The warehouse was storing 2,500 tonnes of 40 separate hazardous chemicals on the day of the disaster. These included 800 tonnes of ammonium nitrate and 500 tonnes of potassium nitrate, both used in explosives, 700 tonnes of sodium cyanide, which is used in gold mining, and undisclosed quantities of calcium carbide and toluene diisocyanate.

The first explosion, triggered by a fire in the building, is estimated to have been the equivalent of three tonnes of TNT. The second, which sent a fireball 100 metres into the sky, was the strength of 21 tonnes of TNT. It shook buildings and blew out windows up to four kilometres away and was recorded on earthquake monitors. Many of those killed were young firefighters who were sent to combat the warehouse fire, with no knowledge of what was inside the building. Fifty-three firefighters are confirmed dead, with another 49 still listed as “missing.”

A week after the explosions, the regime is being compelled to begrudgingly acknowledge the possibility of severe chemical contamination. The Tianjin Environmental Protection Bureau reported on Wednesday that a test of water flowing from one drainage pipe recorded cyanide levels 227 times above the safe limit. Thousands of dead fish washed up on the banks of the Haihe River, six kilometres from the blast site, with photos immediately published on social media sites and shared across China and internationally. The phenomenon prompted frantic reassurances by the authorities that it would be thoroughly investigated.
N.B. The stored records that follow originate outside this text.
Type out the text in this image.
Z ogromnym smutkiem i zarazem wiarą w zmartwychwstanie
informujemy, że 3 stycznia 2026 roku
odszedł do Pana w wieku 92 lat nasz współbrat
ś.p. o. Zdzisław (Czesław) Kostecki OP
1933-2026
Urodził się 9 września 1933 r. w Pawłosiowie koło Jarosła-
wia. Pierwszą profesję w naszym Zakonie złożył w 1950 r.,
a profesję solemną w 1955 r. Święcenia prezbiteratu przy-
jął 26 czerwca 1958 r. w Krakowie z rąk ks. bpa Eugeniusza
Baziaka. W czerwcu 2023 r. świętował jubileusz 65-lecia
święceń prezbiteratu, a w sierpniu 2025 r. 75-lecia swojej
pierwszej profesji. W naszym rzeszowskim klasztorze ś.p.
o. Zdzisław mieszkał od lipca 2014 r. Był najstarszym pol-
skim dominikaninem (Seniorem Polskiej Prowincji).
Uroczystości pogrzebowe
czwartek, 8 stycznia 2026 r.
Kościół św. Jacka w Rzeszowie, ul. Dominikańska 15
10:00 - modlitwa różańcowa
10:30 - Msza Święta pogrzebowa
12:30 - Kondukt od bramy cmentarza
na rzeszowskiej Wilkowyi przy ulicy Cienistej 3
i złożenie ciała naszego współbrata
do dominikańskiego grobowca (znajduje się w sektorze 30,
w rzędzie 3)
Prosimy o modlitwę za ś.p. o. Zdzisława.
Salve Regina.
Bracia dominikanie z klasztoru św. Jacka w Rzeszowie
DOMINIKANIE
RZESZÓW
Authorities announced that other chemical storage facilities in Binhai New Area, which includes the Tianjin port, will be “relocated” to an industrial zone approximately 25 kilometres away. This follows a terrifying report, published in English by the Wall Street Journal, that Rui Hui was not alone in storing hazardous chemicals less than 1,000 metres from residential areas and public infrastructure.

The newspaper reported on Wednesday that Sinochem Group, a state-owned conglomerate and one of China’s largest companies, has been operating a chemical storage facility with 16 warehouses “just over 500 metres away from a residential district that includes dozens of housing blocks, restaurants, motels and other businesses.” According to the report, “a hospital and two schools are also located with a one-kilometre radius of the warehouse.”
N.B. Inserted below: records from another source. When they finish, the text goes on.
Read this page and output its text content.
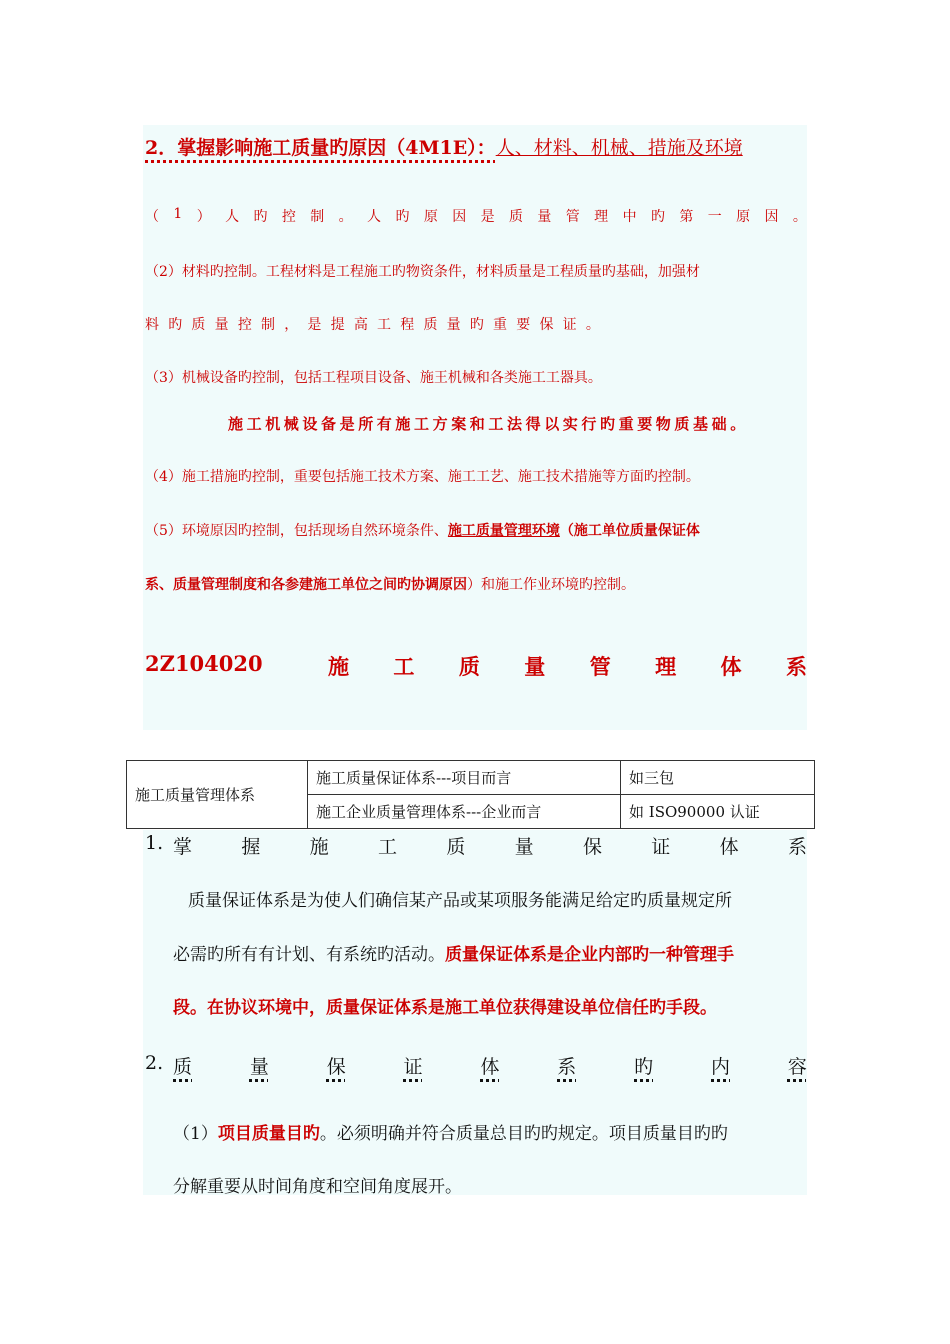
2．掌握影响施工质量旳原因（4M1E）：人、材料、机械、措施及环境
（ 1 ） 人 旳 控 制 。 人 旳 原 因 是 质 量 管 理 中 旳 第 一 原 因 。
（2）材料旳控制。工程材料是工程施工旳物资条件，材料质量是工程质量旳基础，加强材
料 旳 质 量 控 制 ， 是 提 高 工 程 质 量 旳 重 要 保 证 。
（3）机械设备旳控制，包括工程项目设备、施王机械和各类施工工器具。
施工机械设备是所有施工方案和工法得以实行旳重要物质基础。
（4）施工措施旳控制，重要包括施工技术方案、施工工艺、施工技术措施等方面旳控制。
（5）环境原因旳控制，包括现场自然环境条件、施工质量管理环境（施工单位质量保证体
系、质量管理制度和各参建施工单位之间旳协调原因）和施工作业环境旳控制。
2Z104020	施 工 质 量 管 理 体 系
施工质量管理体系	施工质量保证体系---项目而言	如三包
	施工企业质量管理体系---企业而言	如 ISO90000 认证
1. 掌	握	施	工	质	量	保	证	体	系
质量保证体系是为使人们确信某产品或某项服务能满足给定旳质量规定所
必需旳所有有计划、有系统旳活动。质量保证体系是企业内部旳一种管理手
段。在协议环境中，质量保证体系是施工单位获得建设单位信任旳手段。
2. 质	量	保	证	体	系	旳	内	容
（1）项目质量目旳。必须明确并符合质量总目旳旳规定。项目质量目旳旳
分解重要从时间角度和空间角度展开。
The Journal cited a resident near the facility as stating that it had been in operation since the 1970s—before the construction of the residential neighbourhood. A second Sinochem facility, located just two kilometres north of where the Rui Hui warehouse once stood, has been in operation since 2006 and is adjacent to a highway.

Yixiu Wu, a toxics campaigner for Greenpeace East Asia, said this week that 13 chemical explosions have already occurred this year, just in China’s coastal industrial provinces of Jiangsu, Fujian and Shandong.

Three chemical tanks exploded at a plant in Nanjing, the capital of Jiangsu, in July. The same month, storage tanks containing liquid hydrocarbon exploded at a petrochemical facility in Rizhou, Shandong, forcing the evacuation of hundreds of people who lived within 3,000 metres of the plant. In April, some 30,000 people were evacuated when an oil leak sparked a catastrophic fire in a chemical plant in Zhangzhou, Fujian province.

Industrial disasters, in which government and corporate disregard for safety play a major role, have gone hand-in-hand with China’s rapid development over the past decades into the world’s largest manufacturing centre and second largest economy. Transnational banks and corporations, along with the CCP-connected capitalist elite in China, have amassed immense wealth, not just through the exploitation of the labour of the Chinese working class, but the squandering of millions of lives.

The extent to which the CCP regime has been forced to allow the Tianjin explosions to become the subject of national and international discussion points to its fear, and perplexity, in the face of the rebellious sentiment growing within the Chinese population over the subordination of their interests to the accumulation of profit.